Risiken und Komplikationen der Dünndarmtransplantation

Die Transplantation des Dünndarms (oder Dünndarms) ist die chirurgische Operation, die darauf abzielt, einen Abschnitt des Dünndarms zu ersetzen, der ernsthaft krank ist und nicht länger mit einem anderen, ähnlichen, gesunden, von einem kompatiblen Spender stammenden Teil, funktionert.

Unter Vollnarkose und mit einer Gesamtdauer von 8-10 Stunden durchgeführt, ist die Transplantation des Dünndarms ein sehr heikler Vorgang und keineswegs frei von Komplikationen.
Unter den möglichen Risiken heben wir hervor:

  • Der Beginn von Herz- oder Atemproblemen während des Eingriffs. Es ist eine mögliche Folge aller Operationen unter Vollnarkose.
  • Die Bildung von Thromben oder Embolien. Auch in diesem Fall besteht eine Gefahr, die während der Operation auftreten kann.
  • Infektionen auf der Ebene der chirurgischen Schnitte am Bauch.
  • Der Beginn der sogenannten lymphoproliferativen Erkrankung nach der Transplantation. Es ist auf das Epstein-Barr-Virus zurückzuführen.
  • Ablehnung des transplantierten Dünndarmtraktes. Es ist eine mögliche Komplikation aller Transplantationen und ist vielleicht eine der am meisten gefürchteten und häufigsten Gefahren.

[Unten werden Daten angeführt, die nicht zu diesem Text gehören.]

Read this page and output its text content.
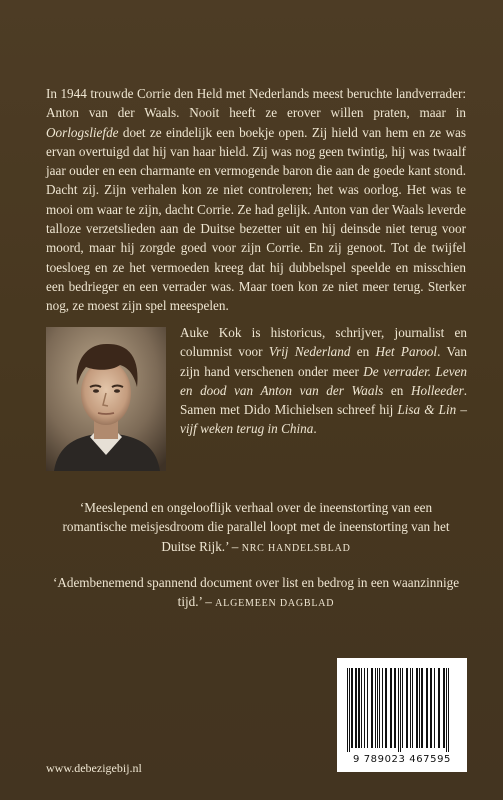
In 1944 trouwde Corrie den Held met Nederlands meest beruchte landverrader: Anton van der Waals. Nooit heeft ze erover willen praten, maar in Oorlogsliefde doet ze eindelijk een boekje open. Zij hield van hem en ze was ervan overtuigd dat hij van haar hield. Zij was nog geen twintig, hij was twaalf jaar ouder en een charmante en vermogende baron die aan de goede kant stond. Dacht zij. Zijn verhalen kon ze niet controleren; het was oorlog. Het was te mooi om waar te zijn, dacht Corrie. Ze had gelijk. Anton van der Waals leverde talloze verzetslieden aan de Duitse bezetter uit en hij deinsde niet terug voor moord, maar hij zorgde goed voor zijn Corrie. En zij genoot. Tot de twijfel toesloeg en ze het vermoeden kreeg dat hij dubbelspel speelde en misschien een bedrieger en een verrader was. Maar toen kon ze niet meer terug. Sterker nog, ze moest zijn spel meespelen.

Auke Kok is historicus, schrijver, journalist en columnist voor Vrij Nederland en Het Parool. Van zijn hand verschenen onder meer De verrader. Leven en dood van Anton van der Waals en Holleeder. Samen met Dido Michielsen schreef hij Lisa & Lin – vijf weken terug in China.

‘Meeslepend en ongelooflijk verhaal over de ineenstorting van een romantische meisjesdroom die parallel loopt met de ineenstorting van het Duitse Rijk.’ – NRC HANDELSBLAD

‘Adembenemend spannend document over list en bedrog in een waanzinnige tijd.’ – ALGEMEEN DAGBLAD

www.debezigebij.nl
9 789023 467595
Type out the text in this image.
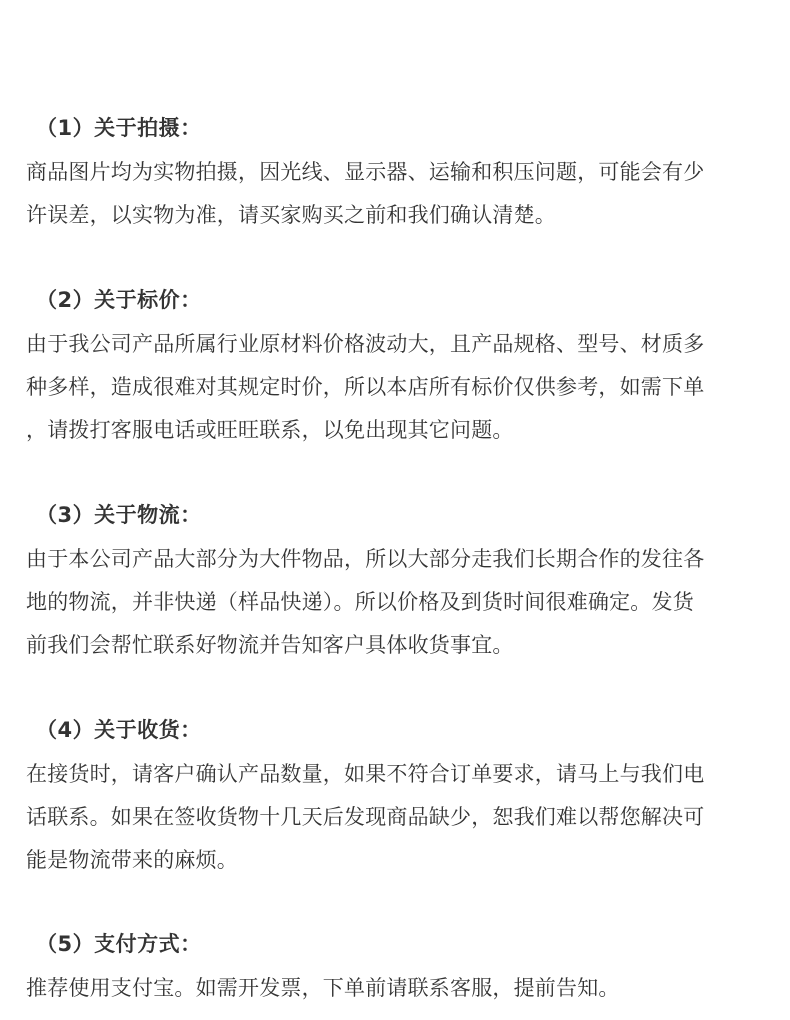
（1）关于拍摄：
商品图片均为实物拍摄，因光线、显示器、运输和积压问题，可能会有少
许误差，以实物为准，请买家购买之前和我们确认清楚。
（2）关于标价：
由于我公司产品所属行业原材料价格波动大，且产品规格、型号、材质多
种多样，造成很难对其规定时价，所以本店所有标价仅供参考，如需下单
，请拨打客服电话或旺旺联系，以免出现其它问题。
（3）关于物流：
由于本公司产品大部分为大件物品，所以大部分走我们长期合作的发往各
地的物流，并非快递（样品快递）。所以价格及到货时间很难确定。发货
前我们会帮忙联系好物流并告知客户具体收货事宜。
（4）关于收货：
在接货时，请客户确认产品数量，如果不符合订单要求，请马上与我们电
话联系。如果在签收货物十几天后发现商品缺少，恕我们难以帮您解决可
能是物流带来的麻烦。
（5）支付方式：
推荐使用支付宝。如需开发票，下单前请联系客服，提前告知。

Das Immunsystem des Patienten provoziert Ablehnung, und wenn er erkennt, dass das transplantierte Organ etwas Fremdes ist, greift er ihn wie eine Bedrohung an.
    Daher ist die Abstoßung eine eher normale Reaktion, die je nach dem Grad der Kompatibilität des implantierten Organs mehr oder weniger intensiv sein kann.

Wie reduziert man die Ablehnung?
Um das Risiko einer Abstoßung zu reduzieren, müssen alle Transplantationspatienten (unabhängig vom betroffenen Organ) eine Behandlung auf der Grundlage von Immunsuppressiva beginnen, dh von Arzneimitteln, die die Abwehrkräfte des Immunsystems reduzieren.

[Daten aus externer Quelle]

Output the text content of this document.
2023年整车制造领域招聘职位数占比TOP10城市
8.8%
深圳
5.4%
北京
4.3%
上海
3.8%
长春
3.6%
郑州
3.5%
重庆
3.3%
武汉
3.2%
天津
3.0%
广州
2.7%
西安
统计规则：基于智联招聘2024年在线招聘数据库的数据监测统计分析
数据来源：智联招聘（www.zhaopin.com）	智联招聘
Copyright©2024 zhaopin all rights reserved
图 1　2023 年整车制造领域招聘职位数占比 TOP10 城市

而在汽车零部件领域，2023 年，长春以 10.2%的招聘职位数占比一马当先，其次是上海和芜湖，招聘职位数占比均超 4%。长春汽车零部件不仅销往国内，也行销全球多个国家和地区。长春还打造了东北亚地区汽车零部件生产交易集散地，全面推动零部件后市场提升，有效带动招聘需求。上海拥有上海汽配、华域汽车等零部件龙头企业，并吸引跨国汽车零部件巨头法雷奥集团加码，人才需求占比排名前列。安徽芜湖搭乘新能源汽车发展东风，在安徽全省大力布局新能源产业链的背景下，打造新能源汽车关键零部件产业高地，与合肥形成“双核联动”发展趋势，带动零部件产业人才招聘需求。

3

Die Behandlung muss unmittelbar nach der Operation beginnen und kann lebenslang dauern, da das Risiko der Abstoßung immer gegeben ist.

Der Nachteil der ständigen Einnahme von Immunsuppressiva besteht darin, dass das Risiko der Entwicklung von chronischen Infektionen, Nierenproblemen und Neoplasien verschiedener Art erhöht wird.